Navigate to your experiment in the MLflow UI to see results.

Charts in the Overview tab display quality and performance trends over time

Assessments from automatic evaluation appear as columns in the Traces tab
Configuration Options
Sampling Rate
Control what percentage of traces are evaluated (0-100%). Balance cost and coverage based on your needs:
- Development: Use a high sampling rate to detect as many issues as possible before production deployment
- Production: Consider using lower rates if necessary to control costs
Filtering Traces
Use trace search syntax to target specific traces. Examples:
# Only evaluate successful traces
filter_string = "trace.status = 'OK'"
# Only evaluate traces from production environment
filter_string = "metadata.environment = 'production'"
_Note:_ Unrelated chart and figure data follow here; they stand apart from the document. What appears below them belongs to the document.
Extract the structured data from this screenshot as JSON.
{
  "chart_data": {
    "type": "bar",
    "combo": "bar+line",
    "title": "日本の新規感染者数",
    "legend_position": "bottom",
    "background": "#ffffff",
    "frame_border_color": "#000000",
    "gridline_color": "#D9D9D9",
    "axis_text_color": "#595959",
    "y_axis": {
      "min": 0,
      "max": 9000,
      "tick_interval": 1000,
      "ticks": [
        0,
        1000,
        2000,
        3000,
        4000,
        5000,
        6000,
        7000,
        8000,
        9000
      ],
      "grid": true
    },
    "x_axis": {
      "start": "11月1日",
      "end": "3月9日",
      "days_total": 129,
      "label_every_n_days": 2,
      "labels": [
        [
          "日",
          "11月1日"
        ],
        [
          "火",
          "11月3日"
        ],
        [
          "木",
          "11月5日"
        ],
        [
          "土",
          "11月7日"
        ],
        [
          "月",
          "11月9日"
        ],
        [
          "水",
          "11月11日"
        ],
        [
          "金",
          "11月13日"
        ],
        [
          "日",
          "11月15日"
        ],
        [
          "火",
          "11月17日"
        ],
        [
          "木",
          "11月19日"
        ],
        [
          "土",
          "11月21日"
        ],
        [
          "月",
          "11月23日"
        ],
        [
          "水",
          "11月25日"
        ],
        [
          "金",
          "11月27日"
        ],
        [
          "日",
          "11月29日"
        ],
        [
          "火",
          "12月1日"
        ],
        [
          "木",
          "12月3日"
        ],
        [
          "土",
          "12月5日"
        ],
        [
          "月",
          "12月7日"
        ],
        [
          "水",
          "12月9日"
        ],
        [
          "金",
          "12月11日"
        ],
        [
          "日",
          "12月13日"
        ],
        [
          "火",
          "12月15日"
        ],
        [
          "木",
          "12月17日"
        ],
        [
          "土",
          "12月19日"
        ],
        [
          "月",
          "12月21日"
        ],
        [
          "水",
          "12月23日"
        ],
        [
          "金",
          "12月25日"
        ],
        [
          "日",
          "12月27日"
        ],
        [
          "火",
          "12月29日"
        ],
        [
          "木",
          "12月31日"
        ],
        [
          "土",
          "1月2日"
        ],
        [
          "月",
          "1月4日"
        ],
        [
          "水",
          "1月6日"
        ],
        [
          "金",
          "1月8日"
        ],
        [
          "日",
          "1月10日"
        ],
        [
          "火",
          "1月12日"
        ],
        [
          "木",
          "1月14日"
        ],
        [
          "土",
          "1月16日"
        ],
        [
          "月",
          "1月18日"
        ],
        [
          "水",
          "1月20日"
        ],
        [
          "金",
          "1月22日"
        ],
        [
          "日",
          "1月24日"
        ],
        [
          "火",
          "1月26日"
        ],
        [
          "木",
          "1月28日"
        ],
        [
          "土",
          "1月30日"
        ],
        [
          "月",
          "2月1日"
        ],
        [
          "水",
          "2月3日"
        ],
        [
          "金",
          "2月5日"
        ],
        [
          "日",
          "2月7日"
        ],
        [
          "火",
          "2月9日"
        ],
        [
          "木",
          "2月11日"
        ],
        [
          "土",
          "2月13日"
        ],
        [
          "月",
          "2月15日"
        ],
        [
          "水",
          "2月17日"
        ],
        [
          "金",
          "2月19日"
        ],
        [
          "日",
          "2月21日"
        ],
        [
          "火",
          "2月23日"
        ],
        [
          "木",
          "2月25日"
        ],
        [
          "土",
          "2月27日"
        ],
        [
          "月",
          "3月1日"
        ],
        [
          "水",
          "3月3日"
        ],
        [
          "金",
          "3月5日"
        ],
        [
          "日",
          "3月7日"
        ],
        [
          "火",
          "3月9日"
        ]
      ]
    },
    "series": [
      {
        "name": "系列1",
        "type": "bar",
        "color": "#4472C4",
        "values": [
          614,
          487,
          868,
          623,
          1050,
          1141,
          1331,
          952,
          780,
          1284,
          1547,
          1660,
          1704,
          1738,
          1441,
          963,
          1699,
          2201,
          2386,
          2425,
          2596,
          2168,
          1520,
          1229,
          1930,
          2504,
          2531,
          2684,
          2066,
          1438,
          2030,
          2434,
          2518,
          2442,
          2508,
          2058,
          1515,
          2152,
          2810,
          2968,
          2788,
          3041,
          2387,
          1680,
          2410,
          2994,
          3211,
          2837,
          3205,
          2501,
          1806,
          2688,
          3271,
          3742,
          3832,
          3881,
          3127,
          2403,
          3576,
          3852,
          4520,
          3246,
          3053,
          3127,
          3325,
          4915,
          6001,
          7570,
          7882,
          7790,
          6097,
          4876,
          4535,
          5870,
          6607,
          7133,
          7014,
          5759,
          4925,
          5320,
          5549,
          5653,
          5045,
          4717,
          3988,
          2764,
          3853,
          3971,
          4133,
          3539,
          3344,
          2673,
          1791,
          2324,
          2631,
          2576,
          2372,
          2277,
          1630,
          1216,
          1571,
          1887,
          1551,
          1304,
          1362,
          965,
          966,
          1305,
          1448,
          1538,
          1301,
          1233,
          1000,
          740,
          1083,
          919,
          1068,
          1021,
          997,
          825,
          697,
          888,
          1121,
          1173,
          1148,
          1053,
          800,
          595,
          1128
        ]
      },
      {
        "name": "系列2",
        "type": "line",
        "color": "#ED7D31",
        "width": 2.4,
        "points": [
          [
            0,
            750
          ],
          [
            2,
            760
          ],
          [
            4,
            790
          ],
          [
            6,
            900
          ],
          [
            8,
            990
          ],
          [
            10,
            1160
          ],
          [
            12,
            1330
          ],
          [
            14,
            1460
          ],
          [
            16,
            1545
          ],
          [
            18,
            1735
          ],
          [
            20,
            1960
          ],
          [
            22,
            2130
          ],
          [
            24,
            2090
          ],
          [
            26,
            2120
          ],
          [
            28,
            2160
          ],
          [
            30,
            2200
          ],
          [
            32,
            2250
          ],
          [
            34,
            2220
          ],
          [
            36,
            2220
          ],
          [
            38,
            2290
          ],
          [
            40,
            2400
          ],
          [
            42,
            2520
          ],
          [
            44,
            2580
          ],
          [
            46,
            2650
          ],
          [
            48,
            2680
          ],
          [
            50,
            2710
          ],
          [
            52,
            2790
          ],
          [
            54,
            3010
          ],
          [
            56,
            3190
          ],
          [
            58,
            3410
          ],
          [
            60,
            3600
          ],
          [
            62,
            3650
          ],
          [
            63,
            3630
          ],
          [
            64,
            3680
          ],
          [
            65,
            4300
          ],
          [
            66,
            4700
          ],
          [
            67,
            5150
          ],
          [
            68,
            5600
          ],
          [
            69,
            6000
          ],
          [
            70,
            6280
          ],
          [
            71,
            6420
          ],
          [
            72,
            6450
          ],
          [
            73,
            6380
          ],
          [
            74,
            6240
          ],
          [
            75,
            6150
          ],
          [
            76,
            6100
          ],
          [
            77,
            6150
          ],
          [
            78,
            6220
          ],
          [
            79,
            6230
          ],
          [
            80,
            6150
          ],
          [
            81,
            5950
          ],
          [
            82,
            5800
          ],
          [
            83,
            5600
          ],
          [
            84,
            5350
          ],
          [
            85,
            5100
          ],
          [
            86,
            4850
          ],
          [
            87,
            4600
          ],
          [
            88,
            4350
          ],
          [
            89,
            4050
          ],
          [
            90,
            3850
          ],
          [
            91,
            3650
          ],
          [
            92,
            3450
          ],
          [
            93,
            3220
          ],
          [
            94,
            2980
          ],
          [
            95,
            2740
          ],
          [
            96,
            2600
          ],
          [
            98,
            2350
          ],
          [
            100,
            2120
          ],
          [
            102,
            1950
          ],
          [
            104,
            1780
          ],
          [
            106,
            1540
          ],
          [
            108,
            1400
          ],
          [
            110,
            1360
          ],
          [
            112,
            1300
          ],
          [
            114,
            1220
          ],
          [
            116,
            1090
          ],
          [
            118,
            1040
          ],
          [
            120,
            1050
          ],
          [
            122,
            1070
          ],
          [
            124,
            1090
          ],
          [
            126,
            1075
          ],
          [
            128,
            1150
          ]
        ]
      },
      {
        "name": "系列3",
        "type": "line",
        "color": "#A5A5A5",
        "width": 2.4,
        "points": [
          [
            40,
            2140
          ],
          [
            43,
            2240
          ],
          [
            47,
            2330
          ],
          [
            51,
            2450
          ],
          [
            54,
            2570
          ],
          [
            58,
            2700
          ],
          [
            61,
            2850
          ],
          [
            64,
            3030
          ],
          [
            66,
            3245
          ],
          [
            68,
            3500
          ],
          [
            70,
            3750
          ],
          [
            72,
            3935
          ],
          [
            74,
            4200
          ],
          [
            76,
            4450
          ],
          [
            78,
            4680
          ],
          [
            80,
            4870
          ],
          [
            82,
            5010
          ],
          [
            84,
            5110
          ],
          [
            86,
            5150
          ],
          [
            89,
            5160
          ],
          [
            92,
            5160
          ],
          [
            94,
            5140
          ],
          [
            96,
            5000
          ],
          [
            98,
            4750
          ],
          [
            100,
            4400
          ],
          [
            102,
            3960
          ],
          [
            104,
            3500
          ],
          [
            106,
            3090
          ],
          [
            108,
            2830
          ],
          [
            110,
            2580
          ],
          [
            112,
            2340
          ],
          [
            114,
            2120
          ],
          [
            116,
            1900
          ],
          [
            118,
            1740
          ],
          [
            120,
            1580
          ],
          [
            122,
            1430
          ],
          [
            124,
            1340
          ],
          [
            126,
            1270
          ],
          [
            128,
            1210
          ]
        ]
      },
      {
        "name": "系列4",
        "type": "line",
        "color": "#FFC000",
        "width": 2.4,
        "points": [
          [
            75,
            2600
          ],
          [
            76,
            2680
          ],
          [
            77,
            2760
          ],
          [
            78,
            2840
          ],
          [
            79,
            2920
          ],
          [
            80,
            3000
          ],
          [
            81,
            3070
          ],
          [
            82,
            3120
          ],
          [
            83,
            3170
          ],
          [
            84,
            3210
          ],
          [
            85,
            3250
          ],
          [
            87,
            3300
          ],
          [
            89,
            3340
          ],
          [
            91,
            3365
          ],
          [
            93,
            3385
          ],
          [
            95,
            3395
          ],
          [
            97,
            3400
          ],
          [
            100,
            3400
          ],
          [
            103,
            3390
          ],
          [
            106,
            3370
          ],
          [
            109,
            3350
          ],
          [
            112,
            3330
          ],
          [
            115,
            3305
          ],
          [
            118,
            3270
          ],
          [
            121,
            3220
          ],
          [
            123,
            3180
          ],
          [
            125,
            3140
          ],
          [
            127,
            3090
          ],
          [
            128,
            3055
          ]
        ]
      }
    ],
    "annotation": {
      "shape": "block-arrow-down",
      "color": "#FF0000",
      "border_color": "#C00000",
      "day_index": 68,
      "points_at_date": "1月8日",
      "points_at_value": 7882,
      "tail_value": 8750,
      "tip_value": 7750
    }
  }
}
For session-level evaluation, filters apply to the first trace in the session.
Session-Level Evaluation
Automatic evaluation can assess entire multi-turn conversations (sessions), in addition to individual traces.
- Session completion: A session is considered complete (ready for automatic evaluation) after no new traces arrive for 5 minutes (configurable)
- Re-evaluation: If new traces are added to the session after evaluation, the session is re-evaluated and previous automatic evaluation results are replaced
For more information about session evaluation, see Evaluate Conversations.
Best Practices
- Combine judges: Use multiple judges for comprehensive quality coverage
- Start with a high sampling rate, then scale down as needed: Use a high sampling rate during development to detect as many issues as possible before production deployment, then reduce for production if necessary to control costs
- Monitor costs: LLM-based evaluation has associated costs—adjust sampling accordingly
- Use filters strategically in production: Focus evaluation on high-value or high-risk traces
How It Works
LLM judges are periodically executed securely within the MLflow server as new traces and multi-turn conversations are received. Evaluation happens asynchronously and does not block trace logging, so your application's performance is unaffected.
The MLflow Server uses AI Gateway endpoints to access LLMs for judge execution, ensuring secure and managed model access. Only the relevant trace or session data required by the judge (such as inputs, outputs, and context) is sent to the LLM.
Troubleshooting
| Issue | Solution |
|---|---|
| Missing assessments | Verify that the judge is active, the filter matches your traces, the sampling rate is greater than zero, and the traces are less than one hour old |
| Unexpected or unsatisfactory judge results | Edit the judge's instructions or use the align() method to optimize them automatically |
| Evaluation errors | Check trace/session assessments in the UI or SDK, or server logs, for details. Failed evaluations are not retried automatically |
For further debugging, enable debug logging on the MLflow server by setting the MLFLOW_LOGGING_LEVEL=DEBUG environment variable and checking the MLflow server logs.